In the end, Audrey’s survival instinct had been too strong. Over and over, she’d decided to give them one more day. One more chance. She hadn’t been able to abandon hope. She’d cursed it almost as often as she clung to it—almost as strongly as she’d clung to her little boy.
She was swathed in darkness once again, yet she wasn’t holding Jack. No slight warmth. No soft breathing when he finally drifted toward dream. Not that his dreams were without trauma. Even there he was not free. His nightmares broke her heart.
She’d rather have a broken heart than empty arms.
Her back ached. Regret and uncertainty were parasites digging into her mind. She was to become a Cage warrior. The decision whether to release Jack from that misery was no longer hers. Instead, she would free him and rebuild their lives. She had the power to make it so.
She no longer needed to wonder why she’d been plucked from one hell and deposited into another. New questions sprouted.
Every part of her body hurt. Her scalp burned where Leto had dragged her across the floor. Her arm creaked where he’d yanked it behind her back. Her gut cramped where he’d kicked her. The energy beneath her skin stung with pain close to pleasure. At least this pain had purpose.

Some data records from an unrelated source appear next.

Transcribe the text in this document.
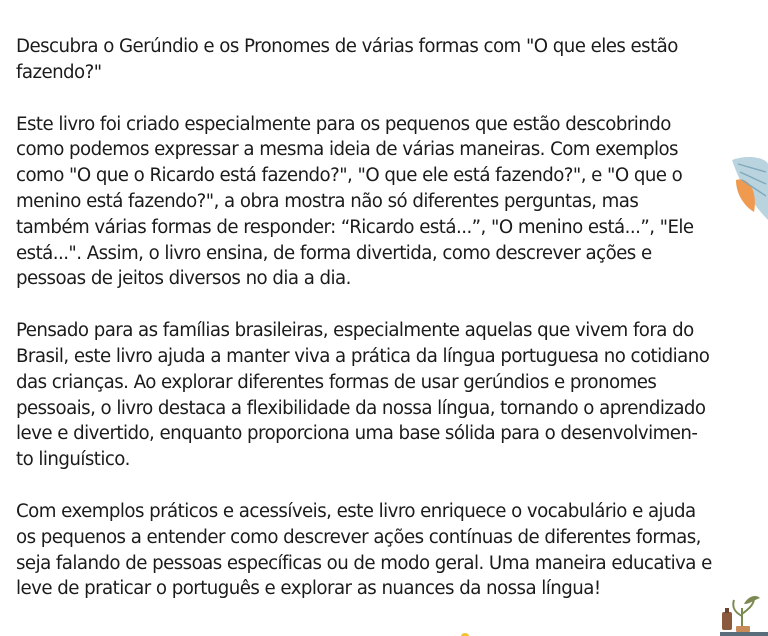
Descubra o Gerúndio e os Pronomes de várias formas com "O que eles estão
fazendo?"

Este livro foi criado especialmente para os pequenos que estão descobrindo
como podemos expressar a mesma ideia de várias maneiras. Com exemplos
como "O que o Ricardo está fazendo?", "O que ele está fazendo?", e "O que o
menino está fazendo?", a obra mostra não só diferentes perguntas, mas
também várias formas de responder: “Ricardo está...”, "O menino está...”, "Ele
está...". Assim, o livro ensina, de forma divertida, como descrever ações e
pessoas de jeitos diversos no dia a dia.

Pensado para as famílias brasileiras, especialmente aquelas que vivem fora do
Brasil, este livro ajuda a manter viva a prática da língua portuguesa no cotidiano
das crianças. Ao explorar diferentes formas de usar gerúndios e pronomes
pessoais, o livro destaca a flexibilidade da nossa língua, tornando o aprendizado
leve e divertido, enquanto proporciona uma base sólida para o desenvolvimen-
to linguístico.

Com exemplos práticos e acessíveis, este livro enriquece o vocabulário e ajuda
os pequenos a entender como descrever ações contínuas de diferentes formas,
seja falando de pessoas específicas ou de modo geral. Uma maneira educativa e
leve de praticar o português e explorar as nuances da nossa língua!
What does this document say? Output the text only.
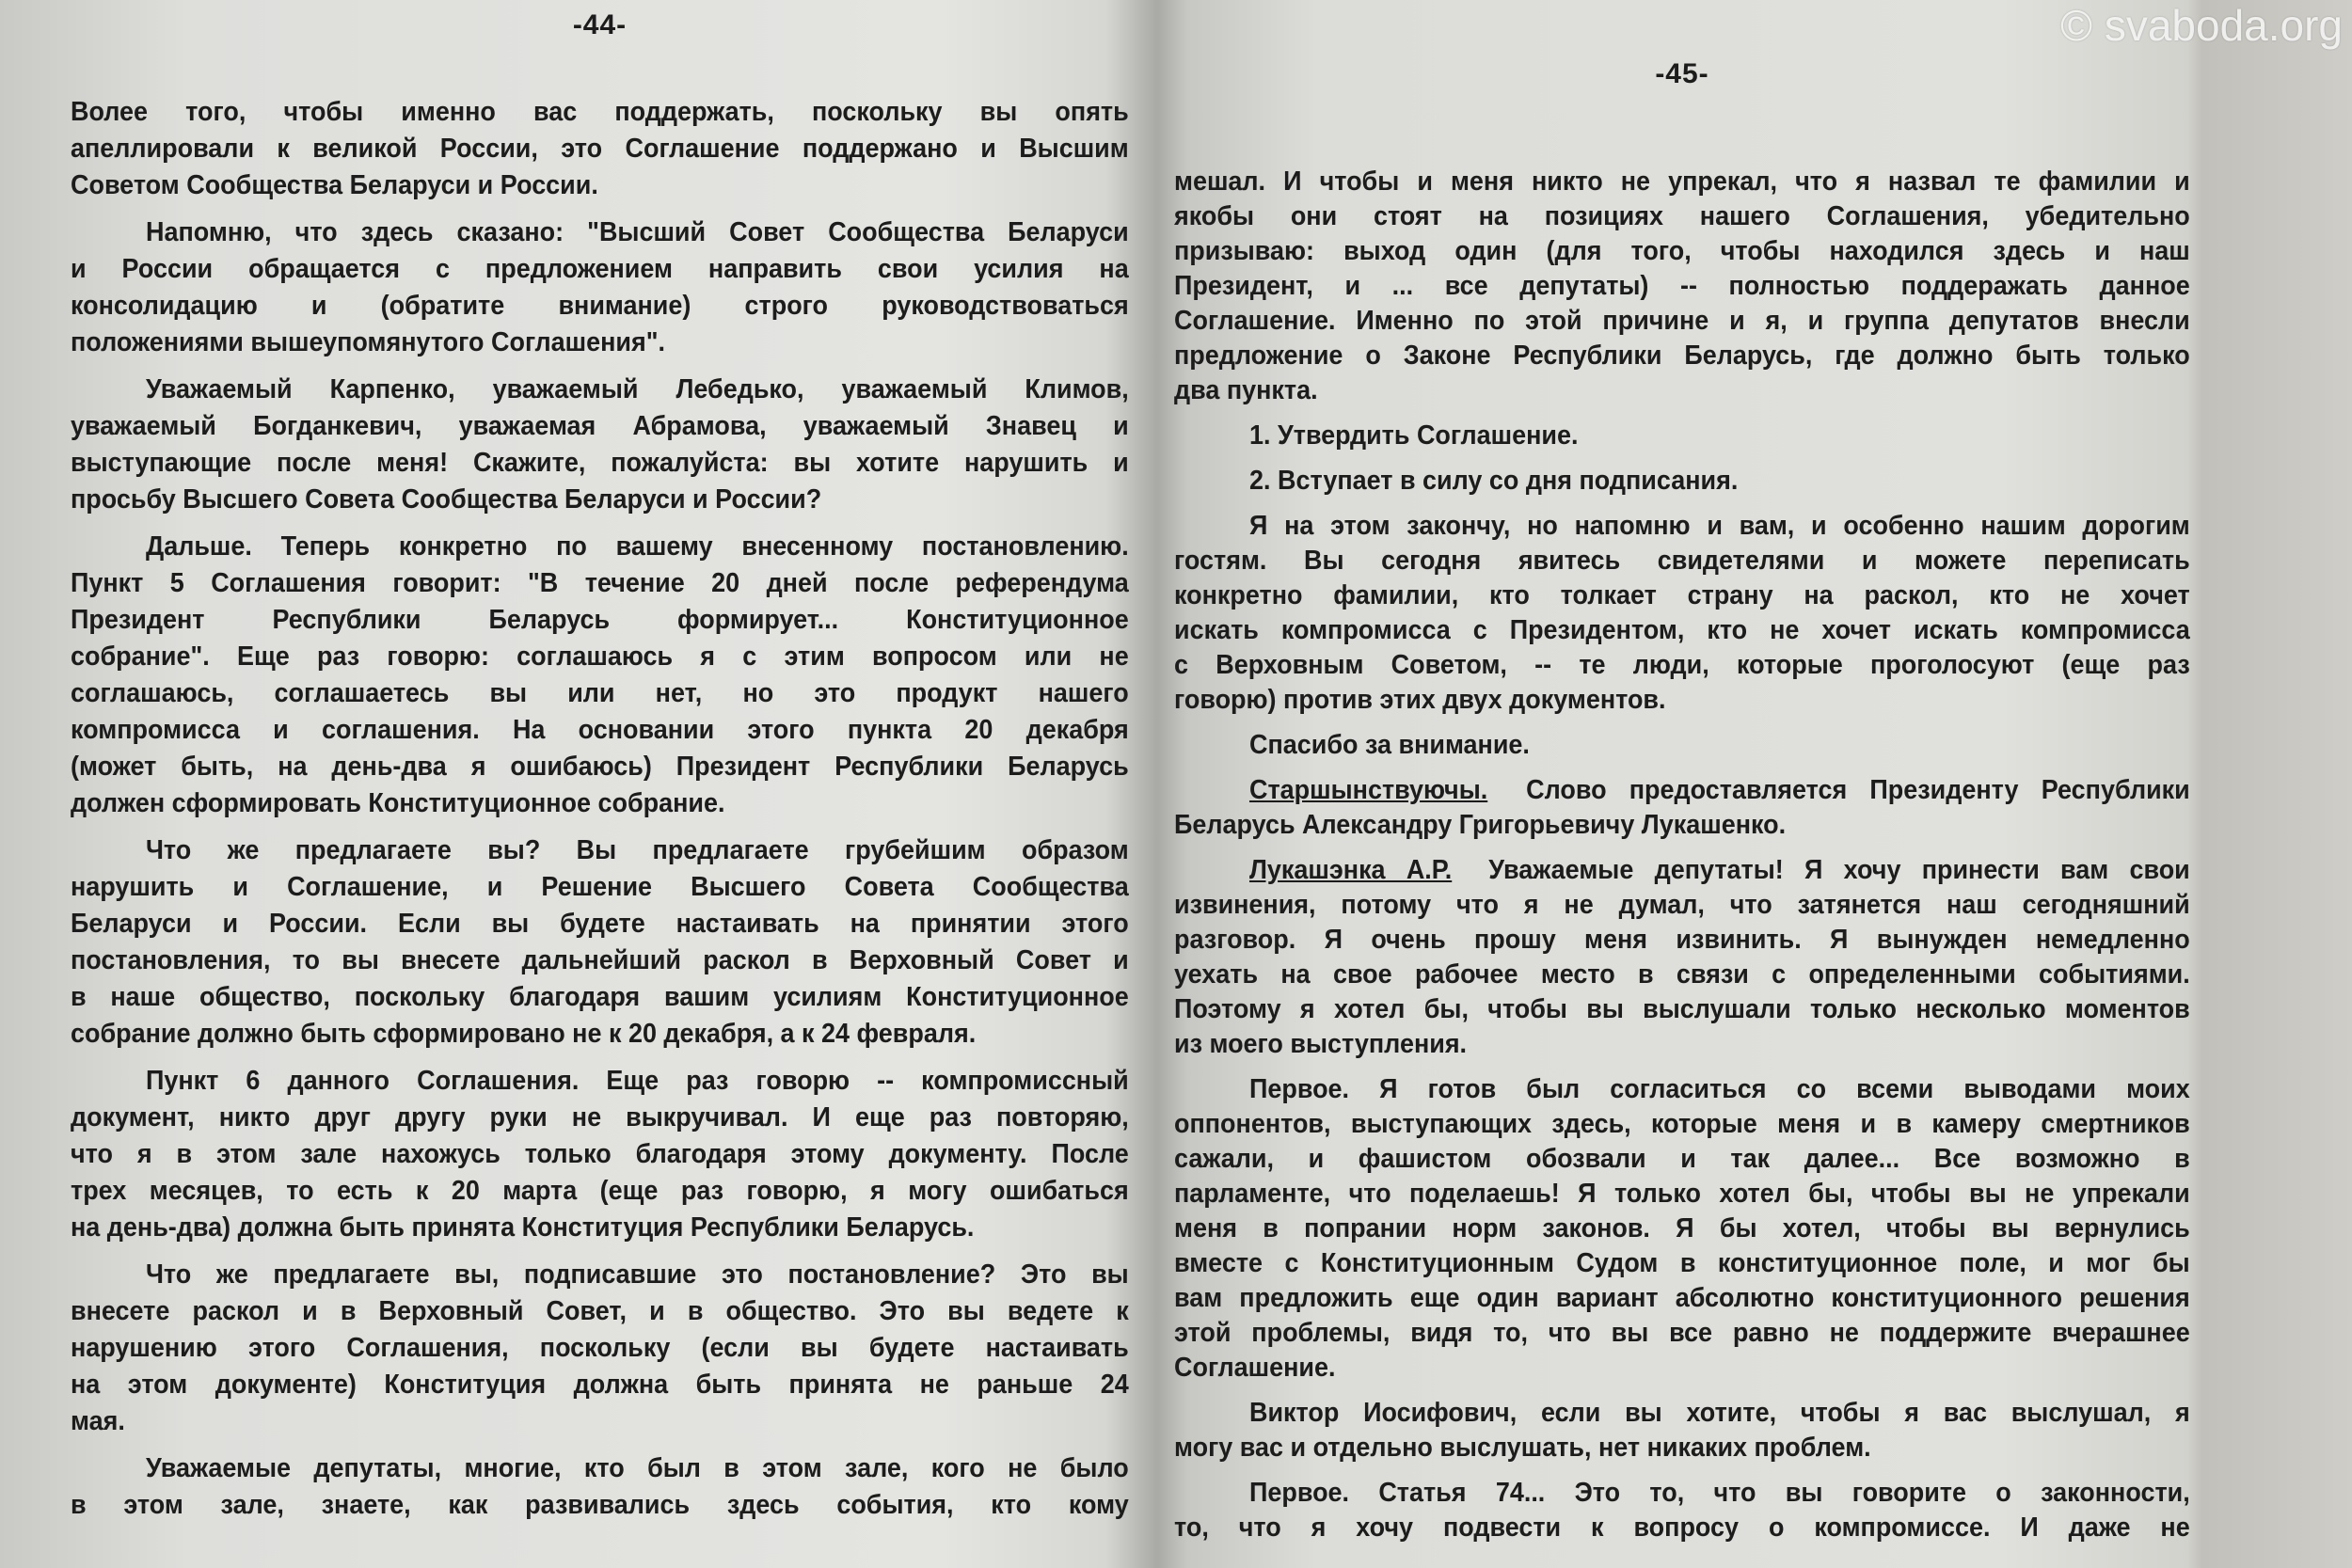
-44-
Волее того, чтобы именно вас поддержать, поскольку вы опять
апеллировали к великой России, это Соглашение поддержано и Высшим
Советом Сообщества Беларуси и России.
Напомню, что здесь сказано: "Высший Совет Сообщества Беларуси
и России обращается с предложением направить свои усилия на
консолидацию и (обратите внимание) строго руководствоваться
положениями вышеупомянутого Соглашения".
Уважаемый Карпенко, уважаемый Лебедько, уважаемый Климов,
уважаемый Богданкевич, уважаемая Абрамова, уважаемый Знавец и
выступающие после меня! Скажите, пожалуйста: вы хотите нарушить и
просьбу Высшего Совета Сообщества Беларуси и России?
Дальше. Теперь конкретно по вашему внесенному постановлению.
Пункт 5 Соглашения говорит: "В течение 20 дней после референдума
Президент Республики Беларусь формирует... Конституционное
собрание". Еще раз говорю: соглашаюсь я с этим вопросом или не
соглашаюсь, соглашаетесь вы или нет, но это продукт нашего
компромисса и соглашения. На основании этого пункта 20 декабря
(может быть, на день-два я ошибаюсь) Президент Республики Беларусь
должен сформировать Конституционное собрание.
Что же предлагаете вы? Вы предлагаете грубейшим образом
нарушить и Соглашение, и Решение Высшего Совета Сообщества
Беларуси и России. Если вы будете настаивать на принятии этого
постановления, то вы внесете дальнейший раскол в Верховный Совет и
в наше общество, поскольку благодаря вашим усилиям Конституционное
собрание должно быть сформировано не к 20 декабря, а к 24 февраля.
Пункт 6 данного Соглашения. Еще раз говорю -- компромиссный
документ, никто друг другу руки не выкручивал. И еще раз повторяю,
что я в этом зале нахожусь только благодаря этому документу. После
трех месяцев, то есть к 20 марта (еще раз говорю, я могу ошибаться
на день-два) должна быть принята Конституция Республики Беларусь.
Что же предлагаете вы, подписавшие это постановление? Это вы
внесете раскол и в Верховный Совет, и в общество. Это вы ведете к
нарушению этого Соглашения, поскольку (если вы будете настаивать
на этом документе) Конституция должна быть принята не раньше 24
мая.
Уважаемые депутаты, многие, кто был в этом зале, кого не было
в этом зале, знаете, как развивались здесь события, кто кому
-45-
мешал. И чтобы и меня никто не упрекал, что я назвал те фамилии и
якобы они стоят на позициях нашего Соглашения, убедительно
призываю: выход один (для того, чтобы находился здесь и наш
Президент, и ... все депутаты) -- полностью поддеражать данное
Соглашение. Именно по этой причине и я, и группа депутатов внесли
предложение о Законе Республики Беларусь, где должно быть только
два пункта.
1. Утвердить Соглашение.
2. Вступает в силу со дня подписания.
Я на этом закончу, но напомню и вам, и особенно нашим дорогим
гостям. Вы сегодня явитесь свидетелями и можете переписать
конкретно фамилии, кто толкает страну на раскол, кто не хочет
искать компромисса с Президентом, кто не хочет искать компромисса
с Верховным Советом, -- те люди, которые проголосуют (еще раз
говорю) против этих двух документов.
Спасибо за внимание.
Старшынствуючы. Слово предоставляется Президенту Республики
Беларусь Александру Григорьевичу Лукашенко.
Лукашэнка А.Р. Уважаемые депутаты! Я хочу принести вам свои
извинения, потому что я не думал, что затянется наш сегодняшний
разговор. Я очень прошу меня извинить. Я вынужден немедленно
уехать на свое рабочее место в связи с определенными событиями.
Поэтому я хотел бы, чтобы вы выслушали только несколько моментов
из моего выступления.
Первое. Я готов был согласиться со всеми выводами моих
оппонентов, выступающих здесь, которые меня и в камеру смертников
сажали, и фашистом обозвали и так далее... Все возможно в
парламенте, что поделаешь! Я только хотел бы, чтобы вы не упрекали
меня в попрании норм законов. Я бы хотел, чтобы вы вернулись
вместе с Конституционным Судом в конституционное поле, и мог бы
вам предложить еще один вариант абсолютно конституционного решения
этой проблемы, видя то, что вы все равно не поддержите вчерашнее
Соглашение.
Виктор Иосифович, если вы хотите, чтобы я вас выслушал, я
могу вас и отдельно выслушать, нет никаких проблем.
Первое. Статья 74... Это то, что вы говорите о законности,
то, что я хочу подвести к вопросу о компромиссе. И даже не
© svaboda.org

Audrey curled into herself like an infant in a bassinet. Only by remembering long-ago Tigony techniques for calming her restless mind did she finally feel the warm blanket of sleep.
For a moment.
A key rattling at the end of the sloping corridor roused her with a start. Noise meant danger. She was on her feet in an instant. Cold made her clumsy. She wobbled, focusing beyond shadow after charcoal shadow. Yet her muscles responded with surprising grace. The aches had eased. She buzzed with the need to move.
“Awake so early?”
She flinched away from the sudden spark of the two bare lightbulbs. But even that disoriented sense returned more quickly. Had releasing her powers done something? Maybe it was nothing more than shedding the sluggish hopelessness of Dr. Aster’s lab, but she doubted it. She wished she could remember or understand. Then she might feel more satisfaction, and banish the queasy, lingering dread. She didn’t have time for unknowns.
Leto stood half a dozen feet away. He wore similar armor, but this set was free of damage. His right shoulder was covered by alternating layers of metal and leathers of different thickness and texture. The other shoulder was bare. Striated muscles flexed and shifted with every small movement. Biceps, forearms—even his hands. He was the most impressive man she’d ever seen. Something out of an impossible fantasy. Darkness and intensity. Vigor and power. A pulse of purpose surged in constant waves from his magnificent body, potent enough to feel against her skin.